Monday, April 28, 2014

The Day of Bread and Ruins

We woke up a bit earlier than normal on Sunday to Mery's special bread and omlet breakfast--eggs filled with hot dogs and scallions. By 8:30, a bus pulled up outside our house to pick us up! Our new guide, Olmer was very enthusiastic on our bus ride to the southern region of Cusco to see Pikillacta and Tipon.

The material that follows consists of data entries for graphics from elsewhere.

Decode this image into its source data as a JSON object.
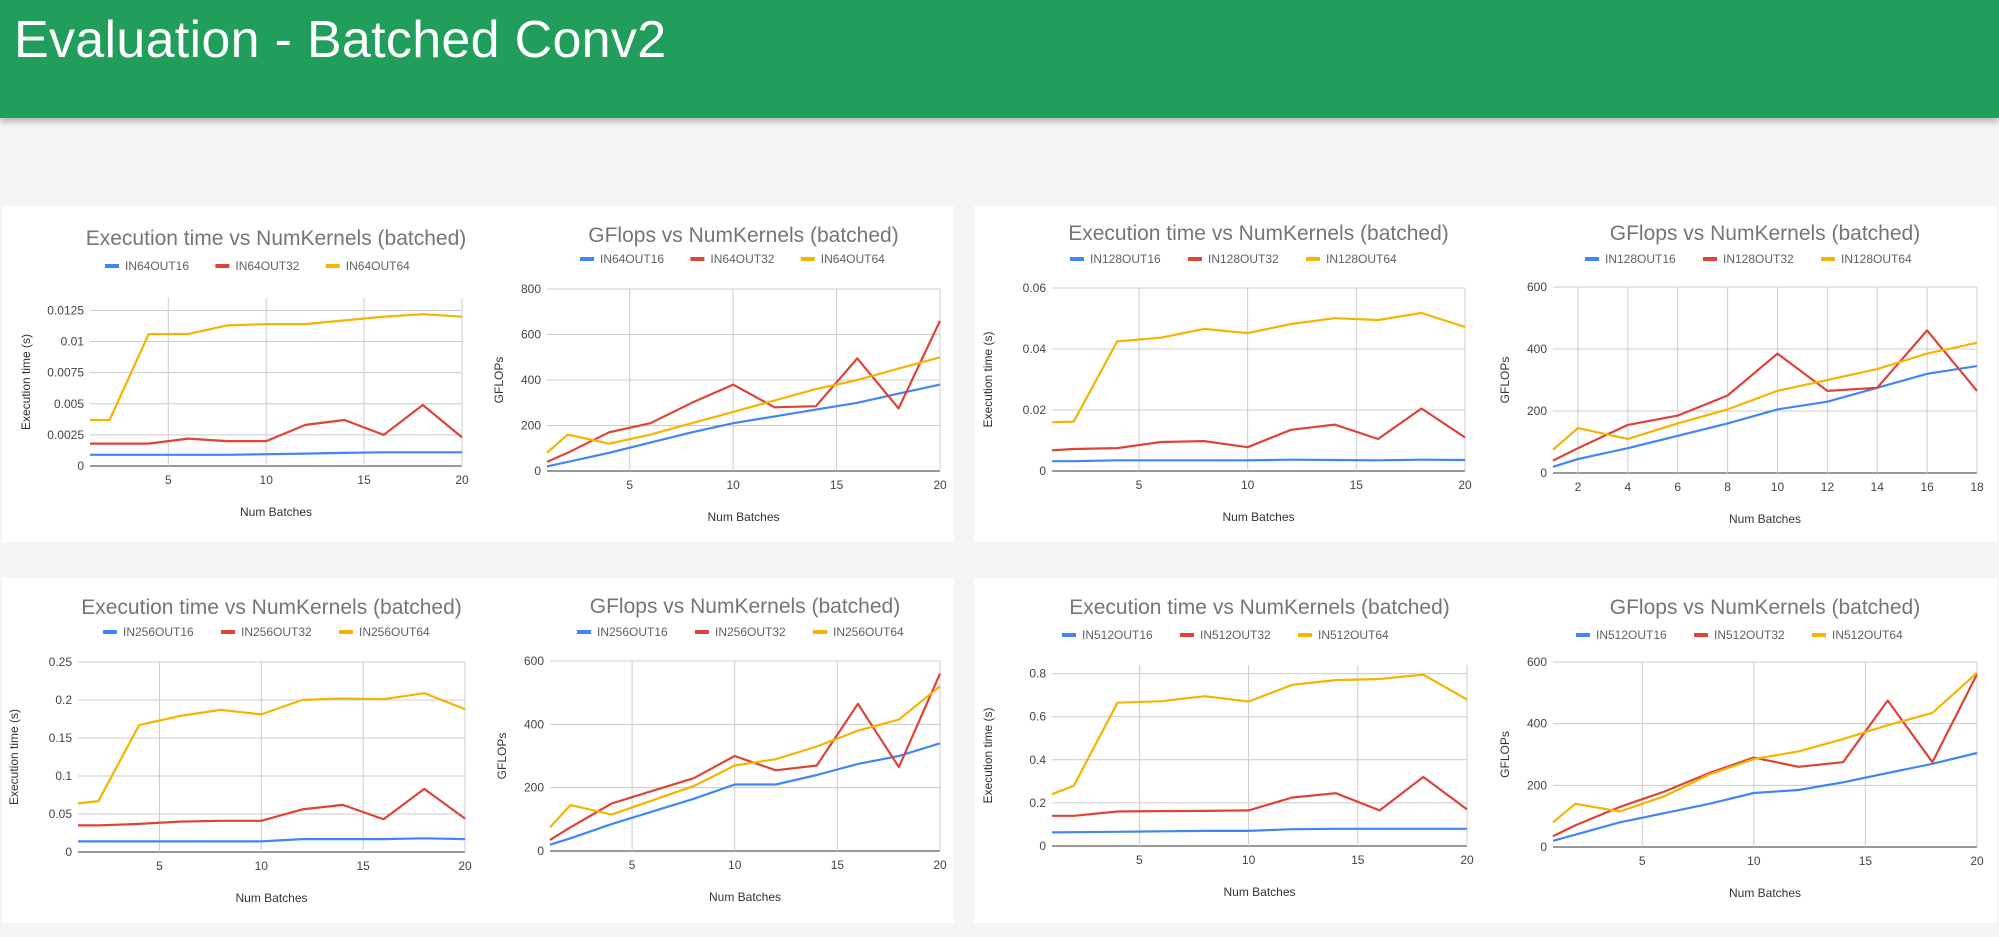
{
  "header": {
    "title": "Evaluation - Batched Conv2"
  },
  "colors": {
    "series": [
      "#4285f4",
      "#db4437",
      "#f4b400"
    ],
    "header": "#219e5b"
  },
  "chart_data": [
    {
      "type": "line",
      "title": "Execution time vs NumKernels (batched)",
      "xlabel": "Num Batches",
      "ylabel": "Execution time (s)",
      "xlim": [
        1,
        20
      ],
      "ylim": [
        0,
        0.0135
      ],
      "xticks": [
        5,
        10,
        15,
        20
      ],
      "xtick_labels": [
        "5",
        "10",
        "15",
        "20"
      ],
      "yticks": [
        0,
        0.0025,
        0.005,
        0.0075,
        0.01,
        0.0125
      ],
      "ytick_labels": [
        "0",
        "0.0025",
        "0.005",
        "0.0075",
        "0.01",
        "0.0125"
      ],
      "x": [
        1,
        2,
        4,
        6,
        8,
        10,
        12,
        14,
        16,
        18,
        20
      ],
      "series": [
        {
          "name": "IN64OUT16",
          "values": [
            0.0009,
            0.0009,
            0.0009,
            0.0009,
            0.0009,
            0.00095,
            0.001,
            0.00105,
            0.0011,
            0.0011,
            0.0011
          ]
        },
        {
          "name": "IN64OUT32",
          "values": [
            0.0018,
            0.0018,
            0.0018,
            0.0022,
            0.002,
            0.002,
            0.0033,
            0.0037,
            0.0025,
            0.0049,
            0.0023
          ]
        },
        {
          "name": "IN64OUT64",
          "values": [
            0.0037,
            0.0037,
            0.0106,
            0.0106,
            0.0113,
            0.0114,
            0.0114,
            0.0117,
            0.012,
            0.0122,
            0.012
          ]
        }
      ]
    },
    {
      "type": "line",
      "title": "GFlops vs NumKernels (batched)",
      "xlabel": "Num Batches",
      "ylabel": "GFLOPs",
      "xlim": [
        1,
        20
      ],
      "ylim": [
        0,
        800
      ],
      "xticks": [
        5,
        10,
        15,
        20
      ],
      "xtick_labels": [
        "5",
        "10",
        "15",
        "20"
      ],
      "yticks": [
        0,
        200,
        400,
        600,
        800
      ],
      "ytick_labels": [
        "0",
        "200",
        "400",
        "600",
        "800"
      ],
      "x": [
        1,
        2,
        4,
        6,
        8,
        10,
        12,
        14,
        16,
        18,
        20
      ],
      "series": [
        {
          "name": "IN64OUT16",
          "values": [
            20,
            40,
            80,
            125,
            170,
            210,
            240,
            270,
            300,
            340,
            380
          ]
        },
        {
          "name": "IN64OUT32",
          "values": [
            40,
            80,
            170,
            210,
            300,
            380,
            280,
            285,
            495,
            275,
            660
          ]
        },
        {
          "name": "IN64OUT64",
          "values": [
            80,
            160,
            120,
            160,
            210,
            260,
            310,
            360,
            400,
            450,
            500
          ]
        }
      ]
    },
    {
      "type": "line",
      "title": "Execution time vs NumKernels (batched)",
      "xlabel": "Num Batches",
      "ylabel": "Execution time (s)",
      "xlim": [
        1,
        20
      ],
      "ylim": [
        0,
        0.06
      ],
      "xticks": [
        5,
        10,
        15,
        20
      ],
      "xtick_labels": [
        "5",
        "10",
        "15",
        "20"
      ],
      "yticks": [
        0,
        0.02,
        0.04,
        0.06
      ],
      "ytick_labels": [
        "0",
        "0.02",
        "0.04",
        "0.06"
      ],
      "x": [
        1,
        2,
        4,
        6,
        8,
        10,
        12,
        14,
        16,
        18,
        20
      ],
      "series": [
        {
          "name": "IN128OUT16",
          "values": [
            0.0032,
            0.0032,
            0.0035,
            0.0035,
            0.0035,
            0.0035,
            0.0037,
            0.0036,
            0.0035,
            0.0037,
            0.0036
          ]
        },
        {
          "name": "IN128OUT32",
          "values": [
            0.0068,
            0.0072,
            0.0075,
            0.0095,
            0.0098,
            0.0078,
            0.0135,
            0.0152,
            0.0105,
            0.0205,
            0.011
          ]
        },
        {
          "name": "IN128OUT64",
          "values": [
            0.016,
            0.0162,
            0.0425,
            0.0437,
            0.0466,
            0.0452,
            0.0482,
            0.0501,
            0.0495,
            0.0518,
            0.0472
          ]
        }
      ]
    },
    {
      "type": "line",
      "title": "GFlops vs NumKernels (batched)",
      "xlabel": "Num Batches",
      "ylabel": "GFLOPs",
      "xlim": [
        1,
        18
      ],
      "ylim": [
        0,
        600
      ],
      "xticks": [
        2,
        4,
        6,
        8,
        10,
        12,
        14,
        16,
        18
      ],
      "xtick_labels": [
        "2",
        "4",
        "6",
        "8",
        "10",
        "12",
        "14",
        "16",
        "18"
      ],
      "yticks": [
        0,
        200,
        400,
        600
      ],
      "ytick_labels": [
        "0",
        "200",
        "400",
        "600"
      ],
      "x": [
        1,
        2,
        4,
        6,
        8,
        10,
        12,
        14,
        16,
        18
      ],
      "series": [
        {
          "name": "IN128OUT16",
          "values": [
            20,
            45,
            80,
            120,
            160,
            205,
            230,
            275,
            320,
            345
          ]
        },
        {
          "name": "IN128OUT32",
          "values": [
            40,
            80,
            155,
            185,
            250,
            385,
            265,
            275,
            460,
            265
          ]
        },
        {
          "name": "IN128OUT64",
          "values": [
            75,
            145,
            110,
            160,
            205,
            265,
            300,
            335,
            385,
            420
          ]
        }
      ]
    },
    {
      "type": "line",
      "title": "Execution time vs NumKernels (batched)",
      "xlabel": "Num Batches",
      "ylabel": "Execution time (s)",
      "xlim": [
        1,
        20
      ],
      "ylim": [
        0,
        0.25
      ],
      "xticks": [
        5,
        10,
        15,
        20
      ],
      "xtick_labels": [
        "5",
        "10",
        "15",
        "20"
      ],
      "yticks": [
        0,
        0.05,
        0.1,
        0.15,
        0.2,
        0.25
      ],
      "ytick_labels": [
        "0",
        "0.05",
        "0.1",
        "0.15",
        "0.2",
        "0.25"
      ],
      "x": [
        1,
        2,
        4,
        6,
        8,
        10,
        12,
        14,
        16,
        18,
        20
      ],
      "series": [
        {
          "name": "IN256OUT16",
          "values": [
            0.014,
            0.014,
            0.014,
            0.014,
            0.014,
            0.014,
            0.017,
            0.017,
            0.017,
            0.018,
            0.017
          ]
        },
        {
          "name": "IN256OUT32",
          "values": [
            0.035,
            0.035,
            0.037,
            0.04,
            0.041,
            0.041,
            0.056,
            0.062,
            0.043,
            0.083,
            0.044
          ]
        },
        {
          "name": "IN256OUT64",
          "values": [
            0.064,
            0.067,
            0.167,
            0.179,
            0.187,
            0.181,
            0.2,
            0.202,
            0.201,
            0.209,
            0.188
          ]
        }
      ]
    },
    {
      "type": "line",
      "title": "GFlops vs NumKernels (batched)",
      "xlabel": "Num Batches",
      "ylabel": "GFLOPs",
      "xlim": [
        1,
        20
      ],
      "ylim": [
        0,
        600
      ],
      "xticks": [
        5,
        10,
        15,
        20
      ],
      "xtick_labels": [
        "5",
        "10",
        "15",
        "20"
      ],
      "yticks": [
        0,
        200,
        400,
        600
      ],
      "ytick_labels": [
        "0",
        "200",
        "400",
        "600"
      ],
      "x": [
        1,
        2,
        4,
        6,
        8,
        10,
        12,
        14,
        16,
        18,
        20
      ],
      "series": [
        {
          "name": "IN256OUT16",
          "values": [
            20,
            40,
            85,
            125,
            165,
            210,
            210,
            240,
            275,
            300,
            340
          ]
        },
        {
          "name": "IN256OUT32",
          "values": [
            35,
            75,
            150,
            190,
            230,
            300,
            255,
            270,
            465,
            265,
            560
          ]
        },
        {
          "name": "IN256OUT64",
          "values": [
            75,
            145,
            115,
            160,
            205,
            270,
            290,
            330,
            380,
            415,
            520
          ]
        }
      ]
    },
    {
      "type": "line",
      "title": "Execution time vs NumKernels (batched)",
      "xlabel": "Num Batches",
      "ylabel": "Execution time (s)",
      "xlim": [
        1,
        20
      ],
      "ylim": [
        0,
        0.84
      ],
      "xticks": [
        5,
        10,
        15,
        20
      ],
      "xtick_labels": [
        "5",
        "10",
        "15",
        "20"
      ],
      "yticks": [
        0,
        0.2,
        0.4,
        0.6,
        0.8
      ],
      "ytick_labels": [
        "0",
        "0.2",
        "0.4",
        "0.6",
        "0.8"
      ],
      "x": [
        1,
        2,
        4,
        6,
        8,
        10,
        12,
        14,
        16,
        18,
        20
      ],
      "series": [
        {
          "name": "IN512OUT16",
          "values": [
            0.063,
            0.064,
            0.066,
            0.068,
            0.07,
            0.07,
            0.078,
            0.08,
            0.08,
            0.08,
            0.08
          ]
        },
        {
          "name": "IN512OUT32",
          "values": [
            0.14,
            0.14,
            0.16,
            0.162,
            0.163,
            0.165,
            0.225,
            0.245,
            0.165,
            0.32,
            0.17
          ]
        },
        {
          "name": "IN512OUT64",
          "values": [
            0.24,
            0.28,
            0.665,
            0.672,
            0.695,
            0.67,
            0.748,
            0.77,
            0.775,
            0.795,
            0.68
          ]
        }
      ]
    },
    {
      "type": "line",
      "title": "GFlops vs NumKernels (batched)",
      "xlabel": "Num Batches",
      "ylabel": "GFLOPs",
      "xlim": [
        1,
        20
      ],
      "ylim": [
        0,
        600
      ],
      "xticks": [
        5,
        10,
        15,
        20
      ],
      "xtick_labels": [
        "5",
        "10",
        "15",
        "20"
      ],
      "yticks": [
        0,
        200,
        400,
        600
      ],
      "ytick_labels": [
        "0",
        "200",
        "400",
        "600"
      ],
      "x": [
        1,
        2,
        4,
        6,
        8,
        10,
        12,
        14,
        16,
        18,
        20
      ],
      "series": [
        {
          "name": "IN512OUT16",
          "values": [
            20,
            40,
            80,
            110,
            140,
            175,
            185,
            210,
            240,
            270,
            305
          ]
        },
        {
          "name": "IN512OUT32",
          "values": [
            35,
            70,
            130,
            180,
            240,
            290,
            260,
            275,
            475,
            275,
            560
          ]
        },
        {
          "name": "IN512OUT64",
          "values": [
            80,
            140,
            115,
            165,
            235,
            285,
            310,
            350,
            395,
            435,
            565
          ]
        }
      ]
    }
  ]
}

On the way, we made a pit stop at Huancarpay, an area containing a small town, a valley, and a lake. In Pre-Incan times, the small lake used to stretch across the entire valley, but today it is condensed to a small laguna that is is now considered a conservation. After taking a few photos, we hopped back into the bus to travel to Pikillacta! At Pikillacta, we saw an abundance of Pre-Incan architecture, mostly consisting of sections of walls. We also saw parts of a cemetary and a large enterway. Olmer told us that this place was most likely created by the Huwari group before the Incas or the Huarpas before them--although no one knows for sure. Unfortunately, the locals of the area have destroyed many parts of Pikillacta and only 5 percent of the total settlement can be seen today. We also learned a bit about the environment in Pikillacta. For example, it contains 35 species of humming birds and contains Maguay plants which are used to make paper. Olmer also pointed out the mountainous area nearby this area from which plaster is extracted. He also mentioned that the main problem in these mountains is the lack of water. It is very likely that within ten years, no water will be left in the areas near Pikillacta. It was sad to see how destroyed the ruins were and further, to learn about all of the environmental issues in this area. 

The view at Huacaray:

The entryway at Pikillacta:

Pikillacta Ruins:

Cemetary at Pikillacta:

After Pikillacta, we boarded the bus to Tipon. On the way, we made a pit stop at a bakery to buy break specially made in Cusco called Chuta. The bread not only smelled amazing, but had an elegant appearance as well, with different shapes imprinted in the center of he large round pieces. We were also able to see the large oven in wich bread is baked almost every morning. Before departing, our group bought some bread to give to our host families, and we also bought a bag of smaller pieces of break called mollete to snack on in the bus.

Chuta Bread:

The Bread Oven:

Just a few more zig-zags up the mountain side and our bus arrived at Tipon. Tipon literally means spring, since it contains a natural spring that is harnessed by a series of acueducts. The acueduct technology was quite advanced and the ruins show signs that it was part of the Incan Empire, as part of the Incan Trail is connected to it. Since Tipon is hidden up the mountains and cannot be viewed from, there are theories that is was built as a palace for the Incan King  to hide from enemies. Before the Incas, this site was most likely used by the Killky society, and Olmer surmises that during the Conquest of Peru, the Spanish most likely never arrived here. We walked around Tipon for a while, admiring the terraces and acueducts before returning to the bus for lunch. Our guide and driver provided us with a fressh box of meat and cheese empanadas, a delicacy that we were finally able to try for the first time. We also ate dellicious mandarins, cookies, and peace juice.

A view of Tipon:

The waterfalld and  acueducts at Tipon:


After Tipon, we returned to the city of Cusco and headed to the San Pedro Market. Here, there are various clothing and souvenir shops, as well as a large area dedicated to produce, meats and other food. We were amazed to see three aisle of freshly made fruit joice, aisles with giant boar heads, and an aisle dedicated solely to chocolate (which tastes amazing, by the way). While our group roamed the market and spent time in a café, Dr. Shaw attended a Ballet, where she watched various interesting performances of different types of dance. 

San Pedro Market:

Photos from the Ballet:

Closer to dinner time, some of the group went to the Chocolate Museum near the Plaza de Armas in Cusco, while others relaxed in a small plaza nearby. Finally, we all reunited to eat dinner at an elegante restaurant called Incanto. The food here was delicious, including the bread appetizer and everyone was very satisfied. To conclude the night, we returned to our homestay where we made thank you cards for Mary and the Vera Family, ate some cake, and retired to our rooms to repack our bags for the next morning for a new adventure. Puno!